Journalist Dora Pires measures the temperature in September
00:0000:00
The French meteorological authority, Méteo-France, stated that the average temperature in September in the country should be 21.5 degrees Celsius (ºC), between 3.5 ºC and 3.6 ºC above the reference period 1991-2020. . For almost two years, average temperatures in France have systematically exceeded monthly norms and in the first week of the month they reached 38.8 ºC.
In neighboring Germany, the DWD meteorological institute declared that the ninth month of the year was the warmest since national records exist, almost 4ºC above the reference value for the period 1961-1990.
The Polish Meteorological Institute announced that the temperatures of the month were 3.6 ºC above the average and the highest for the month since records have been kept for more than a hundred years.
The national meteorological institutes of Austria and Switzerland also recorded the highest average temperatures in history in September, a day after a study revealed that Swiss glaciers lost 10% of their volume in two years due to extreme temperatures.
Next door, in Spain, there are cases such as Córdoba, in the south of the country, which reached 45.7 ºC on September 5. It is even believed that nowhere else in Europe has such intense heat ever been recorded in September.
This Sunday morning, the Copernicus system warned on X (formerly Twitter) that a heat wave was occurring that was hitting the Iberian Peninsula.
In Badajoz, for example, the temperature reached 37.9 ºC this Saturday and the Spanish meteorological authorities say they expect values ten degrees Celsius above the reference values for this time of year, at least until Monday.
Go up, go up, the temperature goes up
Scientists say climate change caused by human activity is causing global temperatures to rise, with the planet warming around 1.2°C above pre-industrial levels, and the European Union’s Copernicus Climate Change Service He told Agence France-Presse earlier this month that 2023 will likely be the hottest year humanity has ever experienced.

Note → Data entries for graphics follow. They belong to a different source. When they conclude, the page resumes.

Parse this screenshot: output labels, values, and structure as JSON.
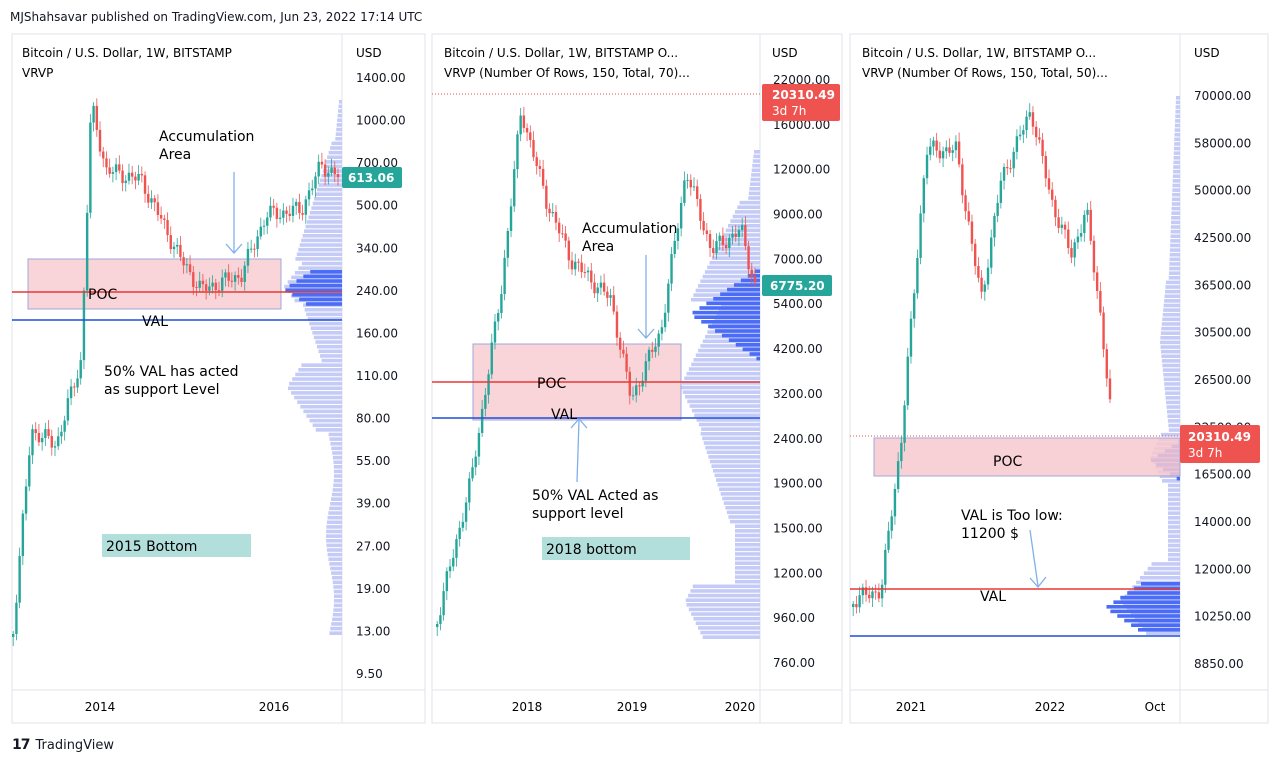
{
  "header": {
    "published": "MJShahsavar published on TradingView.com, Jun 23, 2022 17:14 UTC"
  },
  "brand": {
    "logo": "17",
    "name": "TradingView"
  },
  "colors": {
    "up": "#26a69a",
    "down": "#ef5350",
    "poc": "#e53935",
    "val": "#1e4fd8",
    "box_fill": "#f7c9cf",
    "box_stroke": "#9fa8da",
    "profile": "#c5cbf7",
    "profile_dark": "#4a6cf7",
    "price_tag_red": "#ef5350",
    "price_tag_green": "#26a69a"
  },
  "chart_data": [
    {
      "type": "candlestick",
      "title": "Bitcoin / U.S. Dollar, 1W, BITSTAMP",
      "subtitle": "VRVP",
      "currency": "USD",
      "y_scale": "log",
      "y_ticks": [
        "1400.00",
        "1000.00",
        "700.00",
        "500.00",
        "340.00",
        "240.00",
        "160.00",
        "110.00",
        "80.00",
        "55.00",
        "39.00",
        "27.00",
        "19.00",
        "13.00",
        "9.50"
      ],
      "x_ticks": [
        "2014",
        "2016"
      ],
      "last_price": "613.06",
      "series": [
        {
          "x": [
            "2013-05",
            "2013-09",
            "2013-11",
            "2014-01",
            "2014-05",
            "2014-08",
            "2015-01",
            "2015-06",
            "2015-09",
            "2015-12",
            "2016-04",
            "2016-06"
          ],
          "close": [
            120,
            130,
            1100,
            800,
            450,
            500,
            230,
            220,
            240,
            430,
            420,
            613
          ]
        }
      ],
      "annotations": [
        {
          "label": "Accumulation\nArea"
        },
        {
          "label": "POC",
          "value": 240
        },
        {
          "label": "VAL",
          "value": 185
        },
        {
          "label": "50% VAL has acted\nas support Level"
        },
        {
          "label": "2015 Bottom"
        }
      ]
    },
    {
      "type": "candlestick",
      "title": "Bitcoin / U.S. Dollar, 1W, BITSTAMP  O...",
      "subtitle": "VRVP (Number Of Rows, 150, Total, 70)...",
      "currency": "USD",
      "y_scale": "log",
      "y_ticks": [
        "22000.00",
        "16000.00",
        "12000.00",
        "9000.00",
        "7000.00",
        "5400.00",
        "4200.00",
        "3200.00",
        "2400.00",
        "1900.00",
        "1500.00",
        "1200.00",
        "960.00",
        "760.00"
      ],
      "x_ticks": [
        "2018",
        "2019",
        "2020"
      ],
      "last_price": "6775.20",
      "price_tag": {
        "price": "20310.49",
        "timer": "3d 7h"
      },
      "series": [
        {
          "x": [
            "2017-05",
            "2017-09",
            "2017-12",
            "2018-03",
            "2018-06",
            "2018-11",
            "2019-01",
            "2019-06",
            "2019-10",
            "2020-01",
            "2020-03"
          ],
          "close": [
            1400,
            4300,
            19000,
            9000,
            6500,
            4000,
            3500,
            12000,
            8500,
            9000,
            6775
          ]
        }
      ],
      "annotations": [
        {
          "label": "Accumulation\nArea"
        },
        {
          "label": "POC",
          "value": 3900
        },
        {
          "label": "VAL",
          "value": 3000
        },
        {
          "label": "50% VAL Acted as\nsupport level"
        },
        {
          "label": "2018 bottom"
        }
      ]
    },
    {
      "type": "candlestick",
      "title": "Bitcoin / U.S. Dollar, 1W, BITSTAMP  O...",
      "subtitle": "VRVP (Number Of Rows, 150, Total, 50)...",
      "currency": "USD",
      "y_scale": "log",
      "y_ticks": [
        "70000.00",
        "58000.00",
        "50000.00",
        "42500.00",
        "36500.00",
        "30500.00",
        "26500.00",
        "22500.00",
        "16500.00",
        "14000.00",
        "12000.00",
        "10250.00",
        "8850.00"
      ],
      "x_ticks": [
        "2021",
        "2022",
        "Oct"
      ],
      "price_tag": {
        "price": "20310.49",
        "timer": "3d 7h"
      },
      "series": [
        {
          "x": [
            "2020-09",
            "2020-12",
            "2021-04",
            "2021-07",
            "2021-11",
            "2022-01",
            "2022-04",
            "2022-06"
          ],
          "close": [
            10500,
            24000,
            58000,
            33000,
            66000,
            38000,
            45000,
            20310
          ]
        }
      ],
      "annotations": [
        {
          "label": "POC",
          "value": 20000
        },
        {
          "label": "VAL is Too low:\n11200 $"
        },
        {
          "label": "VAL",
          "value": 11200
        }
      ]
    }
  ]
}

And thermometers should continue to rise, as the climate phenomenon known as El Niño, which warms the waters of the South Pacific and beyond, has just begun and extreme weather events such as heat waves, droughts, wildfires and storms are becoming more common. frequent. and intense, causing more deaths and loss of property.

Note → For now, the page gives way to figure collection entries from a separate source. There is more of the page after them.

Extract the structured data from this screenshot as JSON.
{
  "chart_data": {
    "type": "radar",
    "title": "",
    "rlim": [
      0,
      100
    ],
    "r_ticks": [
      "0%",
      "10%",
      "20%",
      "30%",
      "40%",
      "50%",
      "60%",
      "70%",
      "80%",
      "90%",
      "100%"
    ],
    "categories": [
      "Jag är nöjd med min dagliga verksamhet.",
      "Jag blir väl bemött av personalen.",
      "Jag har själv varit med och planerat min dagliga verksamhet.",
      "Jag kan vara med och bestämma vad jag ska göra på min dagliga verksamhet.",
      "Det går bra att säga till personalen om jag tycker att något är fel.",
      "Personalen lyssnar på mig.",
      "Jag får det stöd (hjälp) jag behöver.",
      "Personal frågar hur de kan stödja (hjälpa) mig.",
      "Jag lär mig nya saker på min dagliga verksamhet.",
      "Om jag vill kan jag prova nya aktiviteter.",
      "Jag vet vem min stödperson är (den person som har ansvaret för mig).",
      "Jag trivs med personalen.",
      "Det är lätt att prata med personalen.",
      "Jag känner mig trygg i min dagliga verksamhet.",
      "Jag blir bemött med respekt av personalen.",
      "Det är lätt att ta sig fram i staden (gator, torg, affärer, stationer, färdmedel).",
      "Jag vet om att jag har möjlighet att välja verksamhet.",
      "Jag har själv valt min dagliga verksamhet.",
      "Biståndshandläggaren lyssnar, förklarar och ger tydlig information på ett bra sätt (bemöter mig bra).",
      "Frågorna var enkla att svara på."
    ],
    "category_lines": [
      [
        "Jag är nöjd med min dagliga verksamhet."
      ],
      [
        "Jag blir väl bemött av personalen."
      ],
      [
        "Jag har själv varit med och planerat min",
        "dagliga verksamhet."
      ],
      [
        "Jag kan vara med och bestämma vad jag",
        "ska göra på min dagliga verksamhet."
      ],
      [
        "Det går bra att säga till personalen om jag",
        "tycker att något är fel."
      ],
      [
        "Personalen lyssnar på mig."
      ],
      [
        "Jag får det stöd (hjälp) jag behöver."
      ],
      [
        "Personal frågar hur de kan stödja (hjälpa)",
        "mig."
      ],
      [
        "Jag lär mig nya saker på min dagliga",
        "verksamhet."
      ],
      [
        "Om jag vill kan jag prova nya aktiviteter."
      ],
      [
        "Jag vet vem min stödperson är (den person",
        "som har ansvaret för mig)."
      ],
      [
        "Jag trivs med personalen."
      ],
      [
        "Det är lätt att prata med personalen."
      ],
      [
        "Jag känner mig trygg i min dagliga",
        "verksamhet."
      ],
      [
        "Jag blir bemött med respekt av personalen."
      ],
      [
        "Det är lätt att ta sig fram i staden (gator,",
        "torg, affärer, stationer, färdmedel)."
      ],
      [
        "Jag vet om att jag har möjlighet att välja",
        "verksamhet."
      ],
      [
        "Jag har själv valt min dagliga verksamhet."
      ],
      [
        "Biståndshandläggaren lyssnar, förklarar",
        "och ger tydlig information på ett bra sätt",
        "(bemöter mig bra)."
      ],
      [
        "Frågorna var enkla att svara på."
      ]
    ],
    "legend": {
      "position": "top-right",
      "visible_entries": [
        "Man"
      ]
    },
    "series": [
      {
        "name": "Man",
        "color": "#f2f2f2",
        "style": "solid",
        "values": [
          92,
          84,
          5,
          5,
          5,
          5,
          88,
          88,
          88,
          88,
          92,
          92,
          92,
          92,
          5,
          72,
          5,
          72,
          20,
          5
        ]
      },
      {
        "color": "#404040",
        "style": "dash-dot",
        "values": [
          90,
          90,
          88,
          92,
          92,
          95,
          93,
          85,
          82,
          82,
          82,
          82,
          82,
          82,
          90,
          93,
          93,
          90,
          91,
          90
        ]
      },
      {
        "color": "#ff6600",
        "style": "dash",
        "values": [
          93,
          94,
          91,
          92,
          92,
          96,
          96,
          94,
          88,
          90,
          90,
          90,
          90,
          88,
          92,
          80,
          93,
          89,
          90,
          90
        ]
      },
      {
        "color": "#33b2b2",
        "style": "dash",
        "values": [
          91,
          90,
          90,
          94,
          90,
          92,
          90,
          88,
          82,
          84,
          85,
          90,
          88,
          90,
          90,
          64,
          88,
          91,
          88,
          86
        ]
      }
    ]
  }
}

Starting November 30, world leaders will meet in Dubai to discuss ways to curb the worst effects of climate change, including limiting warming to 1.5°C, the express goal of the Paris Agreement, at the United Nations. 2015.
The reduction of greenhouse gas emissions – which implies progressively eliminating the consumption of polluting gas, oil and coal -, climate financing and increasing the production capacity of renewable energy will be the topics that will be on the table.
“Until we reach carbon neutrality, heat records will be systematically broken week after week, month after month, year after year,” the lead author of the UN climate report, François Gemenne, told AFP.